If Paul Ryan looked and sounded like the tyro lawyer in a John Grisham movie delivering his first big courtroom speech then that’s because, in a way, he was just that kind of rookie performing upon the biggest stage of his life.
Happily he had Matt Scully on his team so there was reason to think Ran’s speech would be well-crafted at least. And it was. Scully put lipstick on Sarah Palin four years ago, writing a speech that hoodwinked us all for a time. He had a hefty hand in Ryan’s too.
Not that Ryan is another Palin, you understand. Even so striking the correct balance between substance and style and content and tone with this kind of speech is pretty damn difficult. If Ryan succeeded in geeing up conservative activists desperate for some proper Obama-bashing he also managed to do so without coming across as someone dredging-up long-cherished grievances or indulging far-fetched conspiracies. This wasn’t an angry young man, it was a disappointed young man.
If this is a pose then at least it has the benefit of being a good one. I imagine there must have been a good number of elderly voters, especially elderly female voters, (upon whom much depends this fall) who will have been impressed, perhaps despite themselves, by this young wonkish, fresh-faced young man with the nice, clearly-pleasant young family. Wisconsin is a pretty wholesome place, right enough.
So this was good:
It all started off with stirring speeches, Greek columns, the thrill of something new. Now all that’s left is a presidency adrift, surviving on slogans that already seem tired, grasping at a moment that has already passed, like a ship trying to sail on yesterday’s wind.
And so was this:
President Obama is the kind of politician who puts promises on the record, and then calls that the record. But we are four years into this presidency. The issue is not the economy as Barack Obama inherited it, not the economy as he envisions it, but this economy as we are living it.
College graduates should not have to live out their 20s in their childhood bedrooms, staring up at fading Obama posters and wondering when they can move out and get going with life. Everyone who feels stuck in the Obama economy is right to focus on the here and now.
Despite these flourishes, however, there was something fraudulent about much of Ryan’s speech. It takes some quantity of gall to complain Obama failed to save a General Motors plant in Ryan’s district that GM mothballed before Obama became president. It takes even more chutzpah to complain that Obama ignored the recommendations of the Simpson-Bowles debt commission upon which Ryan not only sat but against whose report he voted.
If I were Ryan (or Romney) I’d say that the President talks about the importance of long-term deficit reduction but that he only does so because conservatives have made America’s fiscal-health an issue. Obama has been forced to play on this turf but, you know and deep down he knows too that for all that he talks (and talks!) about it you know his heart isn’t really in it. He’s a kidder, not a leader and he’s not strong enough to discipline the budget. Because, when you dig down into the nitty-gritty, it’s not what he wants to do. We care; he doesn’t. Not really.
Something like that, anyway. Otherwise, the GOP makes it easy for Obama to point to the GOP’s past fiscal incontinence and ask why anyone would take any lessons from this kind of motley crew?

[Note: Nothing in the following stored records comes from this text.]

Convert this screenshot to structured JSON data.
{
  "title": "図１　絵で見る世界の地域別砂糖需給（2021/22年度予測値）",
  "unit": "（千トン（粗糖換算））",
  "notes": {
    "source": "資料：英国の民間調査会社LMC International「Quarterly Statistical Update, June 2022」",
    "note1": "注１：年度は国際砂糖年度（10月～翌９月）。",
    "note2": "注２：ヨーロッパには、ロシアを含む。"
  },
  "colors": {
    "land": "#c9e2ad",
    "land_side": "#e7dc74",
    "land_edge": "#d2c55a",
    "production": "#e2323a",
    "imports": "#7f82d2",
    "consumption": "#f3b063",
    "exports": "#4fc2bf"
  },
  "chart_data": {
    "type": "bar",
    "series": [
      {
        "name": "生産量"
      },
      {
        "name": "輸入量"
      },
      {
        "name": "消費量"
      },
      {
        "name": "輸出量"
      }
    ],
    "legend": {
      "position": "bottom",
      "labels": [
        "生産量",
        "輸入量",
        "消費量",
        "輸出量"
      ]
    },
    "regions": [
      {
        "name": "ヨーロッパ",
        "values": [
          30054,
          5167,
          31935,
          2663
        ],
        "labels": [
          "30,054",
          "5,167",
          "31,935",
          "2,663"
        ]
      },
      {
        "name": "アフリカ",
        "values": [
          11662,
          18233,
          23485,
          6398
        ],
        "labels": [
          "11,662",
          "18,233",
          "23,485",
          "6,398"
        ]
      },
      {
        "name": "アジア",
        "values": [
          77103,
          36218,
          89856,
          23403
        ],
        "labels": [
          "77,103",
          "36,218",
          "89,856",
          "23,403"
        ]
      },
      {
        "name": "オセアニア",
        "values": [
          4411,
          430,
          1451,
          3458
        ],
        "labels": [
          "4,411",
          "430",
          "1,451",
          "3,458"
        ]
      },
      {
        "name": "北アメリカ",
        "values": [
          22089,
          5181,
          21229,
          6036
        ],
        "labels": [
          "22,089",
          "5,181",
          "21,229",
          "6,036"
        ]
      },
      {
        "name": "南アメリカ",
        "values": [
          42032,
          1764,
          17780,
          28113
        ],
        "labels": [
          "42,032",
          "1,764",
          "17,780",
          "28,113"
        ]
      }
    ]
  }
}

Most of all, of course, you need some audacity to lambast Obama’s Medicare cuts while being the author of a budget plan that would do much the same. As Peter Suderman says:
The GOP would have us believe that Medicare is both the biggest problem and the biggest success in American government, wrecking our public finances but also in need of saving from the current administration’s cuts.
Well quite. For a man often-praised for his seriousness this jeopardises Ryan’s pointy-headed Beltway credibility. This is an election campaign, however, so perhaps that’s the kind of weight that must be jettisoned to aid the chase.
Equally, Ryan offered the required pledge to abandon Obamacare but, for those of us paying attention, failed to square the horrors of Obama’s healthcare overhaul with the awkward fact that his own boss, Mitt Romney, passed a broadly comparable bill for Massachusetts when he was governing the Bay State.
For that matter, even if you accept the Republican diagnosis that’s a very different thing from accepting that Romney-Ryan have plausible alternatives that might actually have some chance of passing, let alone working.
But perhaps the core argument Ryan offered was this:
None of us have to settle for the best this administration offers – a dull, adventureless journey from one entitlement to the next, a government-planned life, a country where everything is free but us.
That sounds very good but is the kind of line that, upon closer examination, makes almost no sense at all. As such it is the distilled essence of the Republican party’s present mood. A politics of feeling and emotion far removed from practical concerns or, often, the lives lived by average Americans. And coming from a party now sworn to defending the biggest entitlements of all it’s also nonsense. If that matters. Which it probably does not.
Still: taken on its own terms and judged in light of what it was supposed to achieve Ryan’s speech earns pass marks. As he said, he and Romney are a full generation apart and the Republican ticket offers them as a kind of father-son double-act or partnership blending can-do efficiency with a long-term vision for America’s future. This, they want to persuade you, is a serious team for serious times. Well, maybe.